Figure 3 from the paper provides a series of worked examples which is probably the best way to quickly grasp the idea. In each of the diagrams that follow, swim-lanes represent threads (T1, T2, T3) and time progress downwards. The global clock and fine-grained object locks are represented in the ‘memory’ column. Full pseudo-code for the algorithm is given in section 3.5 of the paper.
Concurrent reads, no writers
In the example above, threads T1 and T2 both perform reads. They begin by copying the value of the global clock (22) to their local clocks. T1 reads O1, and T2 reads O1 and O2. None of these objects are locked, so reads proceed concurrently from memory.
Concurrent reads with uncommitted writes
T2 now wants to update objects O2 and O3. Each of these objects is logged (copied into T2’s write-log) and modified in the log. T2 locks these objects using the RLU shared locks (memory column) before logging them.
T1 tries to read O2, after T2 has locked it. T1 sees that T2 holds the lock, and compares its local clock (22) with the value of T2’s write clock (currently at &inf; since T2 has not committed its writes yet). From this comparison we see that this read has not started after a write clock increment (T1’s clock is < T2’s), and so T1 should not try to read O2 from T2’s log (‘steal’ it), but instead should read the object directly from memory.
Committing writes
T2 begins the process of committing its writes. It increments the clock value and stores this first in its write-clock, and secondly in the global clock (the order matters). T2 now has to wait for a quiescent point in order to be able to install its updates – it must wait for ‘old’ operations to finish, those with local clock values < its own. In this worked example, that means waiting for T1 to finish. T3 has also started at this point, but has a local clock value of 23 (≥ T2’s), so T2 does not need to wait for it.
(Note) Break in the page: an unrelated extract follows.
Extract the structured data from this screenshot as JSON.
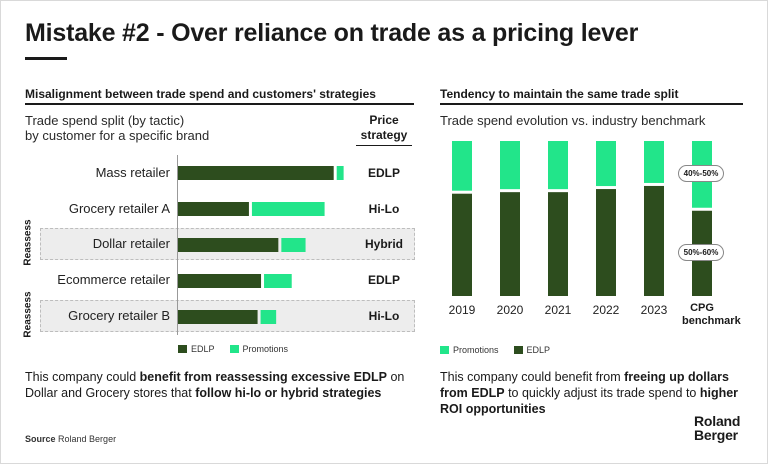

When T1 completes, T2 can safely write back the objects in its log to memory and release the locks.
T3 meanwhile wants to read O2 before T2 has been able to install its updates. It compares its local clock value (23) with the write-clock value of T2 (since T2 has the lock at this point), and since its local clock is ≥ T2’s write-clock, it ‘steals’ the value from T2s write-log.
An optimisation – deferring synchronisation
RLU synchronize deferral works as follows. On commit, instead of incrementing the global clock and executing RLU synchronize, the RLU writer simply saves the current write-log and generates a new log for the next writer. In this way, RLU writers execute without blocking on RLU synchronize calls, while aggregating write-logs and locks of objects being modified. The RLU synchronize call is actually only necessary when a writer tries to lock an object that is already locked. Therefore, only in this case, the writer sends a “sync request” to the conflicting thread to force it to release its locks, by making the thread increment the global clock, execute RLU synchronize, write back, and unlock.
This significantly reduces the amount of RLU synchronize calls, as well as contention on the global clock. The aggregration of write-logs and deferring of the global clock update also defers the stealing process to a later time, allowing more reads from memory.